After a while she dragged herself out of the tub and lay on the cool tiles; eventually she made her way back into bed, where she sank exhausted against the pillows. The pain was something like the contractions of labor, though in a wholly different part of the body. While they continued, they seemed endless, out of time; yet there were respites in between the stretches of pain. Also like a contraction, this pain was modulated in the shape of a wave. It started with a slow constriction, tightened in agony, then slowly relaxed: throbbing on a grand scale.

She thought of getting up, but as one thinks of traveling to China: someday, perhaps. Time passed and she heard the family stirring, but no one disturbed her, until at last there came a knock on her door and Clara followed, carrying a cup of steaming tea.

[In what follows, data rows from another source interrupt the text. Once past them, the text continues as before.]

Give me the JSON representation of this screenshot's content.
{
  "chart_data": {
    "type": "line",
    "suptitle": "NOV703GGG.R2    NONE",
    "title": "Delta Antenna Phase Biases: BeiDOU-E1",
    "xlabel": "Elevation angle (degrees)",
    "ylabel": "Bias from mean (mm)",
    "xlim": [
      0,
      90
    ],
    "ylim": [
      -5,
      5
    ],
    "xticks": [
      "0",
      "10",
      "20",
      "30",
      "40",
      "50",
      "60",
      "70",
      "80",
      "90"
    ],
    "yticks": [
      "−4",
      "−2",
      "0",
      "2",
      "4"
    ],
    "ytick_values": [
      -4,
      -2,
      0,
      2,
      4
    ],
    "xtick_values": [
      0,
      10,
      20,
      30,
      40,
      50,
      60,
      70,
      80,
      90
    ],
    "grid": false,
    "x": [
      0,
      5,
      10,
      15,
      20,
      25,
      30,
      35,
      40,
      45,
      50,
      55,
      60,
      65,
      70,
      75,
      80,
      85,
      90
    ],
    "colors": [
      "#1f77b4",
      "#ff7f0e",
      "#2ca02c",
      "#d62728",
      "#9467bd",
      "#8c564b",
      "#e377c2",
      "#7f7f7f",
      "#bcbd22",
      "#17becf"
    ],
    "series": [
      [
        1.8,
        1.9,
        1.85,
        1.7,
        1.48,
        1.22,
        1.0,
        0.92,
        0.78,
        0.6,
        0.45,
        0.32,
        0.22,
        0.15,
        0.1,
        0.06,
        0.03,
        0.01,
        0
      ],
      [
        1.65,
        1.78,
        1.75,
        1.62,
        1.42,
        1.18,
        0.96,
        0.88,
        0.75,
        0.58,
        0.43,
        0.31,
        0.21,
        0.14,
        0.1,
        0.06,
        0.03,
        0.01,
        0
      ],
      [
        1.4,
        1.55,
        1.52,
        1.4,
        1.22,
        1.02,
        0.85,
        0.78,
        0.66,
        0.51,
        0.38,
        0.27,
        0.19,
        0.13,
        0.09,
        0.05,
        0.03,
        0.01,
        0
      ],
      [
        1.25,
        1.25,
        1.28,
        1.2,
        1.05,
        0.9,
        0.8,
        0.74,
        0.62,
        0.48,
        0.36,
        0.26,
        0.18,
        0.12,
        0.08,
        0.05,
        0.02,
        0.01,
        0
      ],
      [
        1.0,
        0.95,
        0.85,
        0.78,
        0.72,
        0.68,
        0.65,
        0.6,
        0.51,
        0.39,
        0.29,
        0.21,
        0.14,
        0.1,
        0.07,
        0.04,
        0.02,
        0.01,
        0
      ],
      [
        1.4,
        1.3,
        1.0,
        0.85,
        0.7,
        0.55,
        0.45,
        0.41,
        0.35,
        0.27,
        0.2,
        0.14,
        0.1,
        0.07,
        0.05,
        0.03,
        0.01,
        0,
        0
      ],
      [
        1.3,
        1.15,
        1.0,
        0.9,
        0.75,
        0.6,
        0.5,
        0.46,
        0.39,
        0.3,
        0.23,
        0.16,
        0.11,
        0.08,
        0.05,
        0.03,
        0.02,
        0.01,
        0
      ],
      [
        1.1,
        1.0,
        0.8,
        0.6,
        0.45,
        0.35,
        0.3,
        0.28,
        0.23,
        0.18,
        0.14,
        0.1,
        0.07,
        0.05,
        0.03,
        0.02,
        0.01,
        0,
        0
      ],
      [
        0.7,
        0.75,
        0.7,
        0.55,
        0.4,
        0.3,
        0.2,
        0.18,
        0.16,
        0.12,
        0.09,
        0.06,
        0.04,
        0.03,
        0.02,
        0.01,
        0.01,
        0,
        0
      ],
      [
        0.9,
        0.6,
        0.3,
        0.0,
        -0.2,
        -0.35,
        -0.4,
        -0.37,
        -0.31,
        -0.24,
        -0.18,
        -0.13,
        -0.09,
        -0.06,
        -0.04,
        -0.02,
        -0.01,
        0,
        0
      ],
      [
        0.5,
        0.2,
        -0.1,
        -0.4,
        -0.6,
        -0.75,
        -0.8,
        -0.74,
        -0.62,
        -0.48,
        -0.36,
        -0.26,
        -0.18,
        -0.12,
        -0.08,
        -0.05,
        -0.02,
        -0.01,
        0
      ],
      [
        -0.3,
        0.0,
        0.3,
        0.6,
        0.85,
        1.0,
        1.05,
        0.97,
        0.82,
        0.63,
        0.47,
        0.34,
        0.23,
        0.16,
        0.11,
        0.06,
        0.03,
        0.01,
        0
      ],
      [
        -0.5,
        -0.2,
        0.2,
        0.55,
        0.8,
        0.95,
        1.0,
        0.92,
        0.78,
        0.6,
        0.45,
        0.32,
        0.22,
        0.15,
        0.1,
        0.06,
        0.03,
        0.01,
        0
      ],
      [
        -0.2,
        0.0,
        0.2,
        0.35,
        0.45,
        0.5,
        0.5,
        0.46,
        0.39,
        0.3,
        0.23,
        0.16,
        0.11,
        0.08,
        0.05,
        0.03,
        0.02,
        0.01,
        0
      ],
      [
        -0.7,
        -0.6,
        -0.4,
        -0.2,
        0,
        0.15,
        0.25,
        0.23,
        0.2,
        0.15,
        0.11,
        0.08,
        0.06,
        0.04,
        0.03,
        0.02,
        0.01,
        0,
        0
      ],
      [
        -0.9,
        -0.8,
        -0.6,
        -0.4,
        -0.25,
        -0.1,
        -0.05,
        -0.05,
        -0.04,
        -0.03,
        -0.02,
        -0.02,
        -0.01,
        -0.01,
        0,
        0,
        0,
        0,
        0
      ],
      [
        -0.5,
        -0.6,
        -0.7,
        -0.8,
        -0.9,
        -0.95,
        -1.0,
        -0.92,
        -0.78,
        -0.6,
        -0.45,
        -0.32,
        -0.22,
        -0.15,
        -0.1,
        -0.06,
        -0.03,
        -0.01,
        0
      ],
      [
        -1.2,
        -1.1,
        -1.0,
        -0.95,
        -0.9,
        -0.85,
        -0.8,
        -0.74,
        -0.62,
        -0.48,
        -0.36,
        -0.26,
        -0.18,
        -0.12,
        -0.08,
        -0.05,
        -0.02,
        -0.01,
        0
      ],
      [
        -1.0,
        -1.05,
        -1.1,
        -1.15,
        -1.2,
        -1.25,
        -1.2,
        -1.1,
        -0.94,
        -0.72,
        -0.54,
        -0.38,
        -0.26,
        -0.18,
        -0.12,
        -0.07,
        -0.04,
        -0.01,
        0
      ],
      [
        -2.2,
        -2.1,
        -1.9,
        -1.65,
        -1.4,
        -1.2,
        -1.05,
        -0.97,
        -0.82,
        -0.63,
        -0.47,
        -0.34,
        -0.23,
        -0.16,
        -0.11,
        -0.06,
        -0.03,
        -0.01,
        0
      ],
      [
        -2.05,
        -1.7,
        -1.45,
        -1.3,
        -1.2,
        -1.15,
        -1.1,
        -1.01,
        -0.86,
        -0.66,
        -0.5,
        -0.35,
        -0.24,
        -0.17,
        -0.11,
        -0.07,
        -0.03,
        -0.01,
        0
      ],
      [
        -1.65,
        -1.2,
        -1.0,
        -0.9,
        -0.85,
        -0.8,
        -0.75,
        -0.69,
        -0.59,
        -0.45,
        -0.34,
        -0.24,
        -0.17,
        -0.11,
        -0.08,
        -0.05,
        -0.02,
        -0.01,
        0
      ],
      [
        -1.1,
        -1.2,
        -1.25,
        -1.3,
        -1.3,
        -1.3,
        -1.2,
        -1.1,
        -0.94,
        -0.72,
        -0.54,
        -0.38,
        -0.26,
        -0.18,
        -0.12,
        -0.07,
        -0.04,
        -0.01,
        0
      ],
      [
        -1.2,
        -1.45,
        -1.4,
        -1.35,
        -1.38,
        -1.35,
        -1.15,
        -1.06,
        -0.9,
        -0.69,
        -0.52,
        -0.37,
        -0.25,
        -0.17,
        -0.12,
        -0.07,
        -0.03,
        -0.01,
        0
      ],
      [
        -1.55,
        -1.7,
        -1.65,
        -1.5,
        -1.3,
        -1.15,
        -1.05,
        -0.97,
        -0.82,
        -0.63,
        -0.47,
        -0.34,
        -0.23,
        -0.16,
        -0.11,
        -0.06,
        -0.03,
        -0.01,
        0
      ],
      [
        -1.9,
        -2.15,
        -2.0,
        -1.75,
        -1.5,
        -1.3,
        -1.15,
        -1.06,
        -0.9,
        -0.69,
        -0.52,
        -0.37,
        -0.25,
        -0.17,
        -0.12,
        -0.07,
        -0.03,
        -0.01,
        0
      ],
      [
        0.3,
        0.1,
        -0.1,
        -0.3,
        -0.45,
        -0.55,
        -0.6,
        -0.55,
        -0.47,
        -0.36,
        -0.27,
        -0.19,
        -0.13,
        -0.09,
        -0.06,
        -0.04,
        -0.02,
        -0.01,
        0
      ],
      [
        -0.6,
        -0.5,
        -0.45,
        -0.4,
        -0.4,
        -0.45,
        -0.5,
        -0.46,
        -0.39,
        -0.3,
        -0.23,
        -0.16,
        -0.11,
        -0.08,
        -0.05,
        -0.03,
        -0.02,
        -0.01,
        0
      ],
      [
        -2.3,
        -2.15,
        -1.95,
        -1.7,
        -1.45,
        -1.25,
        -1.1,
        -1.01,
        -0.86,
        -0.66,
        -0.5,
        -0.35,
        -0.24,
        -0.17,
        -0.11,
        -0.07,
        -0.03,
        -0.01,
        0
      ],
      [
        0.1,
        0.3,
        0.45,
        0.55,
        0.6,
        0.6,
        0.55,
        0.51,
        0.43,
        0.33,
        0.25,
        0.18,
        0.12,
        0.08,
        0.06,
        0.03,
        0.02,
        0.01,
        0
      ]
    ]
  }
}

“Lily, it’s past ten o’clock already. Your friend Margo called twice... ” Then, noticing Lily’s face: “What’s the matter?”

“Just a headache.” Lily tried to sit up, a mistake, since she failed. Clara set the cup on the nightstand and felt Lily’s forehead.

“No fever,” she muttered. Then she saw the bathroom, whose door was ajar: bathwater still in the tub, soaking-wet towels all over the floor. “Oy Gott. What happened, Lily?”

“Nothing.”

“That’s some nothing. What is it, you fainted, you fell? I’m calling the doctor.”

“No, don’t. I don’t need a doctor for a headache. I know what it is—it’s all the stress.”

“Last time sun, this time stress. If you won’t call the doctor, I’m calling Jonathan.”

“You’ll do neither,” Lily said, in a voice she had never before used toward her mother-in-law.